More than 280,000 K-12 students, 28,000 teachers, 21,000 parents, and 3,000 administrators responded to the online Speak Up survey between October and December 2008.

The report focuses on five areas where schools can better incorporate technology: increasing the use of mobile devices, creating different types of spaces for learning, incorporating Web 2.0 tools into daily instruction, expanding access to digital resources in the classroom, and getting beyond the classroom walls to explore careers in science, technology, engineering, and mathematics (STEM) disciplines.

Read the full article in eNews

Wednesday, April 1, 2009

Groups Push for Media Literacy Education


Nearly three out of five states say they have defined what it means for students to be "media literate" and have implemented media-literacy standards, according to a recent survey--a result suggesting that states are beginning to address the importance of preparing students for an information-rich society, but they still have more work to do.

Called "The Changing Media Landscape: Ensuring Students' Safety and Success in School and in the Future Workplace," the survey was developed "to get a snapshot of how states are assisting schools to prepare today's students to be ready for life, work, and citizenship in our increasingly digital world," said Mary Ann Wolf, executive director of the State Educational Technology Directors Association (SETDA).

SETDA developed and administered the survey in partnership with Cable in the Classroom (CIC), the cable industry's education foundation. The two groups issued the results, along with a media-literacy toolkit that SETDA created to help promote "a systemic approach for [teaching] information and media literacy within our schools."

According to SETDA and CIC, media literacy means knowing how to access, understand, analyze, evaluate, and create media messages on television, the internet, and other outlets. It also means "knowing how to use these and other technologies safely, productively, and ethically."

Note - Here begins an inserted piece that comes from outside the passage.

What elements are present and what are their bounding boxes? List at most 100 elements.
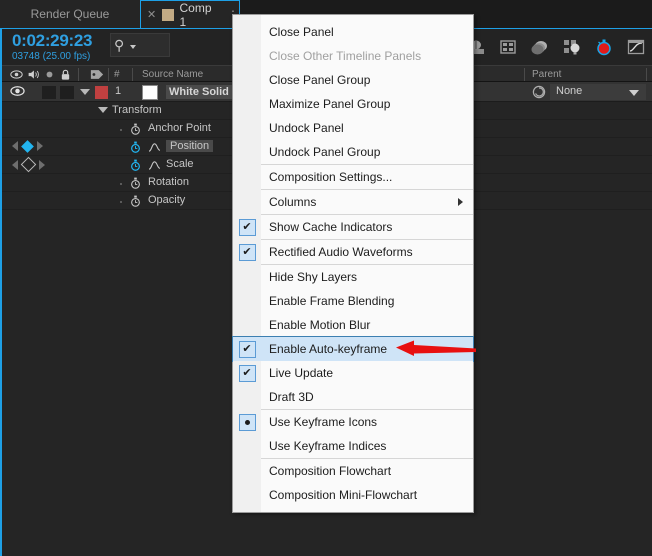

For Doug Levin, senior director of education policy for CIC, which has been advocating for media-literacy education for more than 15 years, media literacy also means reevaluating definitions to fit 21st-century needs: "There are a host of new, exciting educational applications on the horizon, from virtual worlds like Second Life to educational games and online simulations,…that require a rethinking of what it means to be literate."

The survey requested that states specify their guidelines for media literacy, and it asked them to rank their needs and areas of interest regarding media-literacy issues. According to SETDA, 38 states and the District of Columbia responded.

Of these respondents, 23 states (or 59 percent) said they define media or information literacy and have established standards for teaching media literacy. States that require statewide assessments of media-literacy skills include Hawaii, Michigan, New Hampshire, West Virginia, and Wisconsin.